Participants like Elizabeth were highly critical of discourse that located loneliness as a problem and responsibility of the individual. She argued that this was victim-blaming as it oversimplified a complex social problem that was mostly outside of one's personal control:
I think there’s been a lot of this finding yourself positivity around you shouldn’t feel lonely if you’ve found yourself. But I just think, yeah, there’s a lot of expectation of people to not be lonely and just to cope and that they should be able to cope. But I don’t think it’s that simple at all. (Elizabeth age 31, chronic bowel condition)

The fluctuations of chronic illness meant that self- and social-identities were continuously in flux, with participants feeling caught between communities of illness/disability and wellness.

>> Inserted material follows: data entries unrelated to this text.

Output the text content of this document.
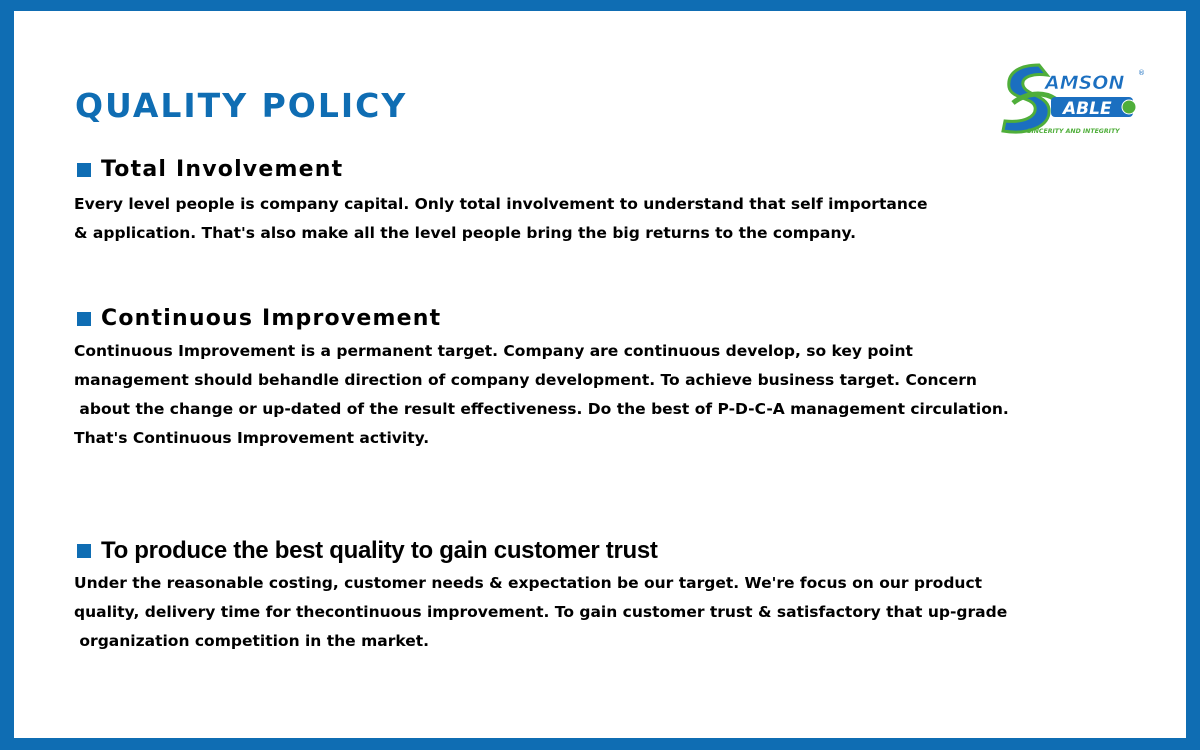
QUALITY POLICY
AMSON ®
ABLE
SINCERITY AND INTEGRITY
Total Involvement

Every level people is company capital. Only total involvement to understand that self importance

& application. That's also make all the level people bring the big returns to the company.

Continuous Improvement

Continuous Improvement is a permanent target. Company are continuous develop, so key point

management should behandle direction of company development. To achieve business target. Concern

about the change or up-dated of the result effectiveness. Do the best of P-D-C-A management circulation.

That's Continuous Improvement activity.

To produce the best quality to gain customer trust

Under the reasonable costing, customer needs & expectation be our target. We're focus on our product

quality, delivery time for thecontinuous improvement. To gain customer trust & satisfactory that up-grade

organization competition in the market.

If we are to accept Bauman's (2000) claims that liquid modernity is characterised by fragility of social bonds, then continual performativity is required in order to be social and meet the ideals of relationships, with little regard given to the constraints that people with chronic illness experience in doing so. Those who will not (or cannot) perform the roles that are demanded of them by society, are left on the sidelines.

Although we know that responding to loneliness requires a social approach, it is still primarily treated as an individual problem in discourse and interventions. We find that locating loneliness (and its solutions) within the individual is problematic (Malli et al., 2023). Despite the dominance of an individualistic rhetoric, our findings emphasise the value of relational approaches to loneliness, whereby attention is given to the importance of recognition, visibility and value in the lives of others.